Try it in: Eggplant with Coconut, Mint, and Pistachio
Cumin
Cumin is a spice made from the whole or ground seeds of the cuminum cyminum plant, a member of the parsley family that is native to the Mediterranean. It has a deep warm and nutty flavor, and is most often used in Indian, North African, and Mexican cuisines. Research has shown a range of health benefits including immune function, anti-inflammatory effects, aiding in digestive health, blood sugar control, and improved cognitive support.

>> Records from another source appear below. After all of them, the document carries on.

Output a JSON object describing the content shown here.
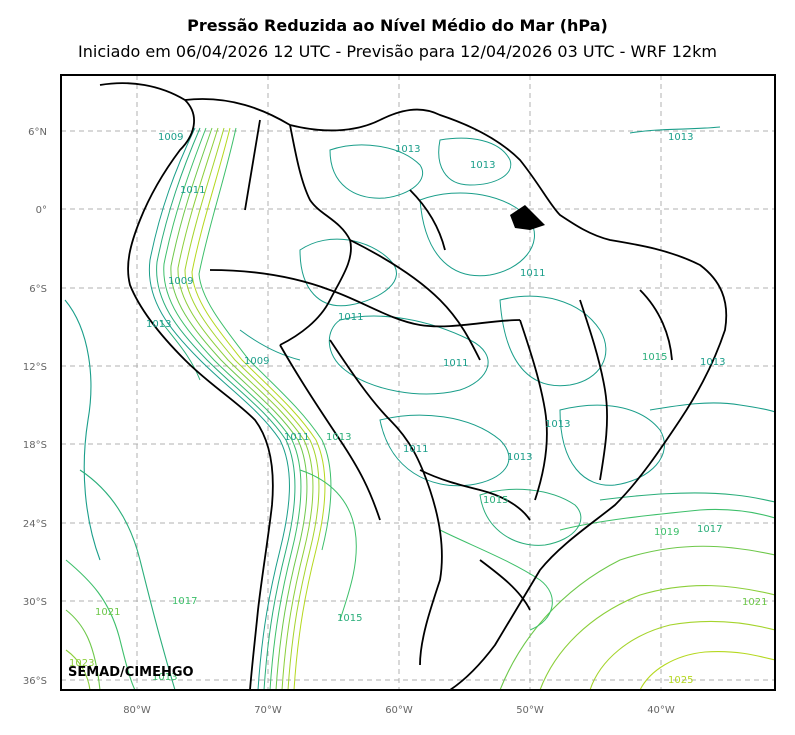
{
  "title": "Pressão Reduzida ao Nível Médio do Mar (hPa)",
  "subtitle": "Iniciado em 06/04/2026 12 UTC - Previsão para 12/04/2026 03 UTC - WRF 12km",
  "credit": "SEMAD/CIMEHGO",
  "lat_ticks": [
    "6°N",
    "0°",
    "6°S",
    "12°S",
    "18°S",
    "24°S",
    "30°S",
    "36°S"
  ],
  "lon_ticks": [
    "80°W",
    "70°W",
    "60°W",
    "50°W",
    "40°W"
  ],
  "contour_labels": [
    "1009",
    "1011",
    "1013",
    "1013",
    "1013",
    "1011",
    "1009",
    "1011",
    "1009",
    "1011",
    "1011",
    "1015",
    "1013",
    "1013",
    "1013",
    "1011",
    "1013",
    "1013",
    "1015",
    "1019",
    "1017",
    "1021",
    "1017",
    "1021",
    "1015",
    "1023",
    "1013",
    "1025"
  ],
  "colors": {
    "low": "#1a9e8a",
    "mid": "#3dbf6a",
    "high": "#8ccf3a",
    "highest": "#b5d81f",
    "border": "#000000",
    "grid": "#b0b0b0"
  }
}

Try it in: Baked Falafel with Cucumber Yogurt Tzatziki Dip, Cumin-Scented Wheat Berry and Lentil Soup
Fenugreek
Fenugreek is a spice made from the seeds of the fragrant trigonella foenum-graecum plant, a Mediterranean herb that is part of the pea family. It has a pungent and somewhat bitter flavor like burnt sugar, and is commonly used in Greek, North African, and Indian cuisines. Studies have demonstrated that fenugreek may help to stabilize blood sugar levels, support cardiovascular health, and have strong antioxidant properties.
Try it in: Traditional Butter Chicken
Sumac
Sumac is a spice made from the red berries of the rhus coriaria, a flowering shrub plant that is a cousin of cashews and mangos. The tangy and slightly citrus-tasting spice is made from the ground sumac berries and is used in Middle Eastern cuisines in meats and rice dishes – it is an important ingredient in the famous za’atar spice blend. Sumac is also high in antioxidants and research suggests it may help balance blood sugar levels, have anticancer properties, and support cardiovascular health.

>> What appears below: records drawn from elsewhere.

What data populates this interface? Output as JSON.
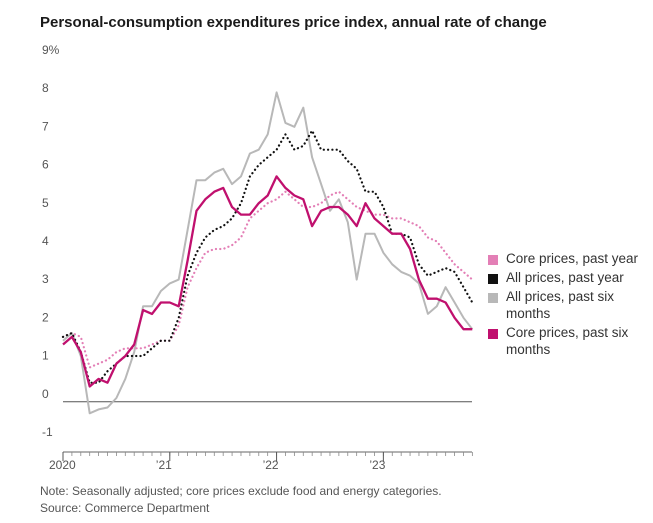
{
  "header": {
    "title": "Personal-consumption expenditures price index, annual rate of change"
  },
  "footer": {
    "note": "Note: Seasonally adjusted; core prices exclude food and energy categories.",
    "source": "Source: Commerce Department"
  },
  "chart_data": {
    "type": "line",
    "title": "Personal-consumption expenditures price index, annual rate of change",
    "xlabel": "",
    "ylabel": "",
    "x_tick_labels": [
      "2020",
      "’21",
      "’22",
      "’23"
    ],
    "x_tick_values": [
      2020.0,
      2021.0,
      2022.0,
      2023.0
    ],
    "xlim": [
      2020.0,
      2023.83
    ],
    "y_tick_labels": [
      "9%",
      "8",
      "7",
      "6",
      "5",
      "4",
      "3",
      "2",
      "1",
      "0",
      "-1"
    ],
    "y_tick_values": [
      9,
      8,
      7,
      6,
      5,
      4,
      3,
      2,
      1,
      0,
      -1
    ],
    "ylim": [
      -1,
      9
    ],
    "grid": false,
    "legend_position": "right",
    "x": [
      2020.0,
      2020.083,
      2020.167,
      2020.25,
      2020.333,
      2020.417,
      2020.5,
      2020.583,
      2020.667,
      2020.75,
      2020.833,
      2020.917,
      2021.0,
      2021.083,
      2021.167,
      2021.25,
      2021.333,
      2021.417,
      2021.5,
      2021.583,
      2021.667,
      2021.75,
      2021.833,
      2021.917,
      2022.0,
      2022.083,
      2022.167,
      2022.25,
      2022.333,
      2022.417,
      2022.5,
      2022.583,
      2022.667,
      2022.75,
      2022.833,
      2022.917,
      2023.0,
      2023.083,
      2023.167,
      2023.25,
      2023.333,
      2023.417,
      2023.5,
      2023.583,
      2023.667,
      2023.75,
      2023.833
    ],
    "series": [
      {
        "name": "Core prices, past year",
        "color": "#e37fb6",
        "style": "dotted",
        "values": [
          1.7,
          1.8,
          1.7,
          0.9,
          1.0,
          1.1,
          1.3,
          1.4,
          1.4,
          1.4,
          1.5,
          1.6,
          1.6,
          2.0,
          3.0,
          3.5,
          3.9,
          4.0,
          4.0,
          4.1,
          4.3,
          4.8,
          5.0,
          5.2,
          5.3,
          5.5,
          5.3,
          5.1,
          5.1,
          5.2,
          5.4,
          5.5,
          5.3,
          5.1,
          5.0,
          4.9,
          4.9,
          4.8,
          4.8,
          4.7,
          4.6,
          4.3,
          4.2,
          3.9,
          3.6,
          3.4,
          3.2
        ]
      },
      {
        "name": "All prices, past year",
        "color": "#111111",
        "style": "dotted",
        "values": [
          1.7,
          1.8,
          1.3,
          0.5,
          0.5,
          0.8,
          1.0,
          1.2,
          1.2,
          1.2,
          1.4,
          1.6,
          1.6,
          2.2,
          3.3,
          3.9,
          4.3,
          4.5,
          4.6,
          4.8,
          5.2,
          5.9,
          6.2,
          6.4,
          6.6,
          7.0,
          6.6,
          6.7,
          7.1,
          6.6,
          6.6,
          6.6,
          6.3,
          6.1,
          5.5,
          5.5,
          5.1,
          4.4,
          4.4,
          4.3,
          3.6,
          3.3,
          3.4,
          3.5,
          3.4,
          3.0,
          2.6
        ]
      },
      {
        "name": "All prices, past six months",
        "color": "#b8b8b8",
        "style": "solid",
        "values": [
          1.6,
          1.8,
          1.2,
          -0.3,
          -0.2,
          -0.15,
          0.1,
          0.6,
          1.3,
          2.5,
          2.5,
          2.9,
          3.1,
          3.2,
          4.5,
          5.8,
          5.8,
          6.0,
          6.1,
          5.7,
          5.9,
          6.5,
          6.6,
          7.0,
          8.1,
          7.3,
          7.2,
          7.7,
          6.4,
          5.7,
          5.0,
          5.3,
          4.7,
          3.2,
          4.4,
          4.4,
          3.9,
          3.6,
          3.4,
          3.3,
          3.1,
          2.3,
          2.5,
          3.0,
          2.6,
          2.2,
          1.9
        ]
      },
      {
        "name": "Core prices, past six months",
        "color": "#c0106e",
        "style": "solid",
        "values": [
          1.5,
          1.7,
          1.3,
          0.4,
          0.6,
          0.5,
          1.0,
          1.2,
          1.5,
          2.4,
          2.3,
          2.6,
          2.6,
          2.5,
          3.7,
          5.0,
          5.3,
          5.5,
          5.6,
          5.1,
          4.9,
          4.9,
          5.2,
          5.4,
          5.9,
          5.6,
          5.4,
          5.3,
          4.6,
          5.0,
          5.1,
          5.1,
          4.9,
          4.6,
          5.2,
          4.8,
          4.6,
          4.4,
          4.4,
          4.0,
          3.2,
          2.7,
          2.7,
          2.6,
          2.2,
          1.9,
          1.9
        ]
      }
    ]
  }
}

Try it in: Edamame Burgers with Sumac-Spiced Carrot Peels
Turmeric
Turmeric is a brightly colored orange spice made from the tuberous rhizomes of the curcuma longa plant, a cousin of ginger. It has a pepperlike and somewhat bitter warming flavor and is commonly used in Indian and other South Asian cuisines and gives many curries their bright yellow color. Turmeric is also often used in alternative medicine and research has shown that curcumin, the active ingredient in turmeric, has anti-inflammatory properties due to its high amount of antioxidants.
Try it in: Turmeric, Potato, and Cauliflower Coconut Curry Soup, Golden Milk Latte
Saffron
Saffron is a spice made from the pollen-bearing stigmas of the crocus flower, crocus sativus, which are hand-picked and dried and ground for culinary use. Because of the labor needed to cultivate, it is the most expensive spice in the world and weighs more by weight than even gold. Saffron has a pungent floral flavor and a bright red color, and is used in Middle Eastern, Asian, and Mediterranean cuisines. Saffron is also high in carotenoids, a family of antioxidants, and studies have shown the spice to have mood-elevating benefits in people with symptoms of depression.
Try it in: Monkfish Stew with Saffron Broth
Za’atar
Za’atar is a mixture of spices that has been used in the Middle East and Mediterranean for centuries. It was originally made with wild thyme, oregano, and other herbs that were harvested by hand, but today it can be purchased as a dry herb blend of thyme, sesame seeds, oregano, marjoram, and sumac. It is great on meats, flatbreads, and sprinkled on top of roasted vegetables. The combination of herbs and spices in za’atar and the synergistic benefits may help reduce the effects of gastrointestinal and metabolic diseases, alongside existing treatments.
Try it in: Sauteed Tofu with Spring Vegetables and Za’atar
Your spice rack might just be your most underrated wellness tool. Whether you’re looking to tame inflammation, support digestion, or simply jazz up your quinoa bowl, a sprinkle of spice can do the trick. So go ahead—season boldly and frequently. Your taste buds will thank you.